Tuesday, December 8, 2009

A couple of wods on October Industrial Production

IP came in at 6.5% yoy in October, significantly above expectations of -3.0% yoy. Part of the figure reflects base-year effects, as last October had fewer working days due to Ramadan holiday. While TURKSTAT will not release seasonally-adjusted figures until the end of the moth, my own calculations bring the raw 6.0% monthly increase to 1.5-2.0% after adjusting for seasonality and working days, which is still quite an accomplishment.

Without looking at the data, one would speculate that the strong figure is due to the special consumption tax breaks working their magic, but a casual look at data reveals that the rise in IP is too broad-based across sectors. It is normal for IP to rise after the destocking going on for the past few months, but such a strong rebound is rather surprising.

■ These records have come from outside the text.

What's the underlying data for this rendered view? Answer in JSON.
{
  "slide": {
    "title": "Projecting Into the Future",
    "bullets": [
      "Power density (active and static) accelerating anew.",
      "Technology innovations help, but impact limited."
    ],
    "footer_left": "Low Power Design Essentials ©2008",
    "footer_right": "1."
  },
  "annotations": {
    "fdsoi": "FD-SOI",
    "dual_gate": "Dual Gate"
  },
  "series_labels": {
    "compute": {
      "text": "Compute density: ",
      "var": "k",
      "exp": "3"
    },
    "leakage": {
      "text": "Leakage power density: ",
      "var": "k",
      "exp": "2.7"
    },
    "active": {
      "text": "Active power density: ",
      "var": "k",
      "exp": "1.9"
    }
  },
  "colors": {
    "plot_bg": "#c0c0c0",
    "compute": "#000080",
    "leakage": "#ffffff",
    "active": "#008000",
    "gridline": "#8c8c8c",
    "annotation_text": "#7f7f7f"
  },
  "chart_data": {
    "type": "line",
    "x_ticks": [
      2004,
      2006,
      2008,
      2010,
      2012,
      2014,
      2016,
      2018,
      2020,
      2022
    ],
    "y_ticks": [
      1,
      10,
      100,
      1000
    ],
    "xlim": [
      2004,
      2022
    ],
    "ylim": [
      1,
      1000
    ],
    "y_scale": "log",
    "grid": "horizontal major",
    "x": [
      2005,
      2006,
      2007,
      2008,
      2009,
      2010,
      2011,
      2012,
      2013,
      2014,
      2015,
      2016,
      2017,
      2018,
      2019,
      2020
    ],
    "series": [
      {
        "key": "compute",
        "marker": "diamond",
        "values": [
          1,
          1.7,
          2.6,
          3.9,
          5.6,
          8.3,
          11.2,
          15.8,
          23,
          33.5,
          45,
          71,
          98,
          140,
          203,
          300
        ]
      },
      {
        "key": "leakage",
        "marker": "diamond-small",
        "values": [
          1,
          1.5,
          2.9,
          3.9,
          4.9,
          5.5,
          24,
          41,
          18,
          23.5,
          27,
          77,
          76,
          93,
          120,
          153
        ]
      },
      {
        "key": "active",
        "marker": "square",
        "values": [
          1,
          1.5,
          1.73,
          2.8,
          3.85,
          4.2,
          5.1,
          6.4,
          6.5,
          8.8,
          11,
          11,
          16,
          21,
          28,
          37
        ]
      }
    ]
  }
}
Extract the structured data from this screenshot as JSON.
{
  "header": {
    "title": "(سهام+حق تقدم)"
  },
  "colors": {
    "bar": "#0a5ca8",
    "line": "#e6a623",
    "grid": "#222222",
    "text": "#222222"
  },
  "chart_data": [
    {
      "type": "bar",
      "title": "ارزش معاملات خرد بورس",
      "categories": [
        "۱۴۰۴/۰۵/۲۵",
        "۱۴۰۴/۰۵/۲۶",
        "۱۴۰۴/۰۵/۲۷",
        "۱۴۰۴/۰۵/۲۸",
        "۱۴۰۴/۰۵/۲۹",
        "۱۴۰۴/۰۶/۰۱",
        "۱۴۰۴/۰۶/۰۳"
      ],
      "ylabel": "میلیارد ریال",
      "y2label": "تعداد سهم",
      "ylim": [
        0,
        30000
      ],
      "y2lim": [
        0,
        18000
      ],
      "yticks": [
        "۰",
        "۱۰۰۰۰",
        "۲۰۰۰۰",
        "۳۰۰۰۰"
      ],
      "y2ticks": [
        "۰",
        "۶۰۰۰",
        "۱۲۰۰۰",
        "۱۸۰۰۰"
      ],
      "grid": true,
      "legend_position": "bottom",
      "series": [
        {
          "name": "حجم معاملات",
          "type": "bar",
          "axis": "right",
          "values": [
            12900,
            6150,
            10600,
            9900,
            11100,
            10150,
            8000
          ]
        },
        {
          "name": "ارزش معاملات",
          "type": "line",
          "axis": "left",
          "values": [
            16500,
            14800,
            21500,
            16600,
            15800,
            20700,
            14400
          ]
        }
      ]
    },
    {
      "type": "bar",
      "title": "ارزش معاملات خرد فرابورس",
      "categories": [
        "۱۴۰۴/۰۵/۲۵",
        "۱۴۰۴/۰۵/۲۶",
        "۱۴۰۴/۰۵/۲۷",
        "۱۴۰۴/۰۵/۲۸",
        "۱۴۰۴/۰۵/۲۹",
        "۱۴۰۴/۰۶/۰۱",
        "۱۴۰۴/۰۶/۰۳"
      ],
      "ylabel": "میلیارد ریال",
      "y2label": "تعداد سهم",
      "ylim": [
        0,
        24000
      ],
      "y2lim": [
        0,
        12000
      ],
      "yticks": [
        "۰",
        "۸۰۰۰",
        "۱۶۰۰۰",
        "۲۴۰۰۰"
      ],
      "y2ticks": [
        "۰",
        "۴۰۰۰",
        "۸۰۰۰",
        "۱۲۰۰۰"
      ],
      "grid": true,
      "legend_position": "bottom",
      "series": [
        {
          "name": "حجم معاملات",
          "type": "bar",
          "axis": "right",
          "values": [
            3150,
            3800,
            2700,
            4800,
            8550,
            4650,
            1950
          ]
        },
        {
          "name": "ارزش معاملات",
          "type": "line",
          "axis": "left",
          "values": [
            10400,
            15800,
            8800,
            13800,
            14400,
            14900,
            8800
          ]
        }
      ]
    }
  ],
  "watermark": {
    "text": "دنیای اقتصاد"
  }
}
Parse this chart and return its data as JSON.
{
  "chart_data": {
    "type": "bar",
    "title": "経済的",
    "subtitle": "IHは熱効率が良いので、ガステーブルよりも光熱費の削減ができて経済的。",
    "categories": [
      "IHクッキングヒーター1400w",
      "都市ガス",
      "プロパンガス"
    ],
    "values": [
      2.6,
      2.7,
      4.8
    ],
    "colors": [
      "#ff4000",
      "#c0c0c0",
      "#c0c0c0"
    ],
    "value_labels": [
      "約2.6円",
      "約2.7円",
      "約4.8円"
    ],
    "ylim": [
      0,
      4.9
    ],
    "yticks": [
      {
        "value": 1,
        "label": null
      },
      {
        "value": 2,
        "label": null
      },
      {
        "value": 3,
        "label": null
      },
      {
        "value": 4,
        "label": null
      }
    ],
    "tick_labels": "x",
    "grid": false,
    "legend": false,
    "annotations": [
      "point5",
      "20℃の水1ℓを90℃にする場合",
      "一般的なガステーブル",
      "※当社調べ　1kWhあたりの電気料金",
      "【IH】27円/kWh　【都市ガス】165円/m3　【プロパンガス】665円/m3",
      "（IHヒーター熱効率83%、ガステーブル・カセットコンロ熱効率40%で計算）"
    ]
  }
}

Moreover, IP is totally out of whack with other real sector indicators released earlier such as PMIs, real sector confidence and most importantly capacity utilization, which usually do a decent job of forecasting IP. That's why economists were so off the target this time around.

In sum, today's release is too good to be true, and a revision might bring it back to earth in a couple of months. In this sense, Thursday's November capacity utilization will provide a reality check- a strong reading there would make me feel more comfortable towards today's figure.